新型コロナ関連のサイバー犯罪、20年上半期で608件 詐欺や標的型攻撃など多発
警察庁が、新型コロナウイルス感染症関連のサイバー犯罪が2020年上半期で608件に上ったと明らかにした。ECサイトでの詐欺や標的型メールによる攻撃などが多発していたという。
警察庁はこのほど、2020年上半期に起きたサイバー犯罪のうち、新型コロナウイルス感染症に関連するものが608件に上ったと明らかにした。6月末までに各都道府県警察から報告を受けた事案を集計したところ、ECサイトでの詐欺や標的型メールによる攻撃などが多発していたという。
608件の内訳は、ECサイトなどでの詐欺が286件、不審なメールやWebサイトが115件、マスクや消毒液などの転売が67件、業務妨害が57件、個人情報の窃取が55件だった。
詐欺の被害では「ECサイトでマスクを注文したが、商品が届かず出品者との連絡も取れない」「出品者に振込先口座を変更するよう言われたので従ったが、偽の事業者だった」などの事案があったという。
標的型メールの被害では、実在の保健所をかたって「コロナに関して情報があります」とするメールを送り、添付ファイルを開かせてマルウェア「Emotet」などに感染させる手口がみられた。「給付金を送るので記載のURLから申請するように」として不審なサイトに誘導するメールも出回っていた。

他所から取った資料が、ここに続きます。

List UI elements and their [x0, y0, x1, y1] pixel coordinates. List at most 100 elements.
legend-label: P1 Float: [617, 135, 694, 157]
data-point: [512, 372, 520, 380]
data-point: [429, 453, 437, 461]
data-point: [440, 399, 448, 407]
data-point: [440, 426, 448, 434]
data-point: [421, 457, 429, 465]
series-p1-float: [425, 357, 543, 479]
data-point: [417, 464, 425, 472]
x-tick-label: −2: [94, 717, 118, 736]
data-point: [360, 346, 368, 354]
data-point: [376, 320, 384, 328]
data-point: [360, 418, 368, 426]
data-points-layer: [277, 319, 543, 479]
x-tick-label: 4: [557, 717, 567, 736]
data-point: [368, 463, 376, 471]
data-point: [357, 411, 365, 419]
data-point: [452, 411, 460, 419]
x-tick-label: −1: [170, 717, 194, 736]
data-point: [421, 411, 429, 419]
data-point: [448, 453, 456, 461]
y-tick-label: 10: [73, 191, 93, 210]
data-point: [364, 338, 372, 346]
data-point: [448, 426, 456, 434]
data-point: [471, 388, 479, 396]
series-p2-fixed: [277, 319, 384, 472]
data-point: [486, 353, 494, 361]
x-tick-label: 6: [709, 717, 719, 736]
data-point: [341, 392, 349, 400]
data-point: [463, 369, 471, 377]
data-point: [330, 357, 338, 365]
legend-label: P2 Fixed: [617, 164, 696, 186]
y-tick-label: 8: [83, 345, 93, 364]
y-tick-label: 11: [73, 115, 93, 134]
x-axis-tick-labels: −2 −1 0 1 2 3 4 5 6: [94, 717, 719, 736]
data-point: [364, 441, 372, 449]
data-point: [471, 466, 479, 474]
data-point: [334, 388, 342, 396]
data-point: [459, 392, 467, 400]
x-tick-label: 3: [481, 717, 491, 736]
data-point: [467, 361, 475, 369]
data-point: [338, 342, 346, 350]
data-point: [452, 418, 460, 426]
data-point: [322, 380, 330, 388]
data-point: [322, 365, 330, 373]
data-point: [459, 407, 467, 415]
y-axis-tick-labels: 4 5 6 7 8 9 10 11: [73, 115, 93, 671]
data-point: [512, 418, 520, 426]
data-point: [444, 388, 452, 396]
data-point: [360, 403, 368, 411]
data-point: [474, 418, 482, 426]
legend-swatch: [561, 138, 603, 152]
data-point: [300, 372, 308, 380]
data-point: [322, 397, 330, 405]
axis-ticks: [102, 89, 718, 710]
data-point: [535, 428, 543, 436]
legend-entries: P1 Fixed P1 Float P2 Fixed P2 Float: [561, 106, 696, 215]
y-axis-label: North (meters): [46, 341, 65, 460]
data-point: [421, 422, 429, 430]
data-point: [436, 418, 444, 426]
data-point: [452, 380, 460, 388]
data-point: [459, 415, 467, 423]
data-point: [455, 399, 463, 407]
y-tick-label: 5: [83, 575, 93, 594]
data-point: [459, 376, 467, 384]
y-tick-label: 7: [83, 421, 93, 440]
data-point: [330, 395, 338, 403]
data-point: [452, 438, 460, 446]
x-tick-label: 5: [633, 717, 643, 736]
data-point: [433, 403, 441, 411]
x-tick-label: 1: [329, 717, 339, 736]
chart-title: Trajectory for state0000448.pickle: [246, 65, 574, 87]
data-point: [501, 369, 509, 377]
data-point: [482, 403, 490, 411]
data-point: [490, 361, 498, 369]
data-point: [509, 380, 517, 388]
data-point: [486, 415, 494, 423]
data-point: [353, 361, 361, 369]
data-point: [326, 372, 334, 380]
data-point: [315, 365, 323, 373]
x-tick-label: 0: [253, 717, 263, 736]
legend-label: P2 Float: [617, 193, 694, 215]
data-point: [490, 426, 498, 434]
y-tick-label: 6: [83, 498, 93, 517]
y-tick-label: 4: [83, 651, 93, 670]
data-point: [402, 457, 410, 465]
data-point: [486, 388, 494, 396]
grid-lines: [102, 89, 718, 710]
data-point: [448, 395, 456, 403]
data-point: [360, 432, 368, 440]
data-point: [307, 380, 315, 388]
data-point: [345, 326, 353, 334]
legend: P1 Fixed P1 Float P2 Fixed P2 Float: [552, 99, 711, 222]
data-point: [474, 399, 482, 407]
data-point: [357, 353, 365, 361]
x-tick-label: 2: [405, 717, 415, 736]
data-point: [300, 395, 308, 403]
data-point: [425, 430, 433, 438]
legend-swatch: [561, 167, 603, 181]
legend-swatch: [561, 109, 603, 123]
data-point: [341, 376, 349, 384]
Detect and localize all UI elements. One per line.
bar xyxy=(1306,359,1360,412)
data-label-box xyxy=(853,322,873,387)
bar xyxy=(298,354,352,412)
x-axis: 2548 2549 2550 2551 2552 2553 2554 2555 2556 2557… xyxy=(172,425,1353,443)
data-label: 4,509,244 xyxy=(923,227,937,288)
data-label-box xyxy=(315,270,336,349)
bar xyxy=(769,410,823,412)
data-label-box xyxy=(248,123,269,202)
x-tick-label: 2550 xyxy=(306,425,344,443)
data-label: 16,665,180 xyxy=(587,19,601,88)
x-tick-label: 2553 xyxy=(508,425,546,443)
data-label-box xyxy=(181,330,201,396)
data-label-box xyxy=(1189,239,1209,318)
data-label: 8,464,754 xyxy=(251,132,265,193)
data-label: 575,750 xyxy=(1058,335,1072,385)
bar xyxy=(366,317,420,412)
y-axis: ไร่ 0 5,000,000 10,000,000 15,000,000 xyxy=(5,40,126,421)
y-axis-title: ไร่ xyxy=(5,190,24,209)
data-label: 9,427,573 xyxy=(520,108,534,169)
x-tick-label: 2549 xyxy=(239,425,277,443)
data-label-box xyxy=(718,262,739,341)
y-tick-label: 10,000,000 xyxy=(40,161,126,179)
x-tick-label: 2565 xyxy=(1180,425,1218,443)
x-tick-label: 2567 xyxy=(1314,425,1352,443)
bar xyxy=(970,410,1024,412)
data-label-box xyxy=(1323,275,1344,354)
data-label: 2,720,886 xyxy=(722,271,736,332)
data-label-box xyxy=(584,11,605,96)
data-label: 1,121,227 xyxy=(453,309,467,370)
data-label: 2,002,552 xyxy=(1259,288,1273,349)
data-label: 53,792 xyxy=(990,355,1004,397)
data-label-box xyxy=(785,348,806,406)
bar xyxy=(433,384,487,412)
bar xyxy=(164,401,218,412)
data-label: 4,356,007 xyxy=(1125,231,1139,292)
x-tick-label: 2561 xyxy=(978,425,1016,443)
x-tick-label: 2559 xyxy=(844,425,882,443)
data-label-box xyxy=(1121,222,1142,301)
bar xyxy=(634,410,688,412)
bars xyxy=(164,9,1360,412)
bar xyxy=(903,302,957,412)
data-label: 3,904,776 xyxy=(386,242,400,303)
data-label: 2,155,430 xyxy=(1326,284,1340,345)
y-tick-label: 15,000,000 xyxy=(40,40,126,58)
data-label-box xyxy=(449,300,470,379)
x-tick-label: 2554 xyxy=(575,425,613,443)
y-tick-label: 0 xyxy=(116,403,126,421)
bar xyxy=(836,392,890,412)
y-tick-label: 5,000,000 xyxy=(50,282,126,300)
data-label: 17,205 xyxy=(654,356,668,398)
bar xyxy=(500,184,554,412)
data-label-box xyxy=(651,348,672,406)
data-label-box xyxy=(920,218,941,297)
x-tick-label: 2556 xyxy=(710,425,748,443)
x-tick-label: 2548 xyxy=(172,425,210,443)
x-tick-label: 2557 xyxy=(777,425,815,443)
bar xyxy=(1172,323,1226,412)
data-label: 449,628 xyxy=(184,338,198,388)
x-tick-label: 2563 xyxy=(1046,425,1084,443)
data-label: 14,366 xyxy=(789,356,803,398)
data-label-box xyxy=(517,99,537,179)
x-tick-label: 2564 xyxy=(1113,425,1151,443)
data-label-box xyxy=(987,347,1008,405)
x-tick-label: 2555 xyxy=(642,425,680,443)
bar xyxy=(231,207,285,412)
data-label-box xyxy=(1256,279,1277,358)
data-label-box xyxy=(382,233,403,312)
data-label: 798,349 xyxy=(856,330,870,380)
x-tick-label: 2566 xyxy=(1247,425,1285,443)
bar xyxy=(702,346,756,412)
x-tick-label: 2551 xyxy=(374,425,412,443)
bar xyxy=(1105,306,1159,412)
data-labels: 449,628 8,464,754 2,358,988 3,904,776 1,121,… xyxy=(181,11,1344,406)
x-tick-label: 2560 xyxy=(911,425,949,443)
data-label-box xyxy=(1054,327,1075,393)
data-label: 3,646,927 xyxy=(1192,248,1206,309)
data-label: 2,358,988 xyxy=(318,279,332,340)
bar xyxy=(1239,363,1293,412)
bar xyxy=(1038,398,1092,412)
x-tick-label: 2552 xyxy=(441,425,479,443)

政府の緊急事態宣言に伴う外出自粛要請の影響でテレワークの導入が進み、リモートデスクトップやVPN、Web会議ツールなどの利用が加速したが、十分なサイバーセキュリティ対策がなされず、サイバー攻撃を受けた事例も確認したという。
他にも医療機関の新型コロナ研究の情報を狙ったサイバー攻撃や、「あの飲食店に新型コロナ感染者がいる」などと虚偽の情報を流布させて業務妨害を行った事案、マスクなどを購入する際にクレジットカードの情報を盗まれた事案、マスクを購入額以上の価格を付けて転売する事案などがあった。
警察庁は現在、こうしたサイバー犯罪の抑止に向け、Webサイトなどで注意喚起を行っている。一部の都道府県では医療機関と警察が協定を結び、被害防止に向けて協力するなどの対策をとっている。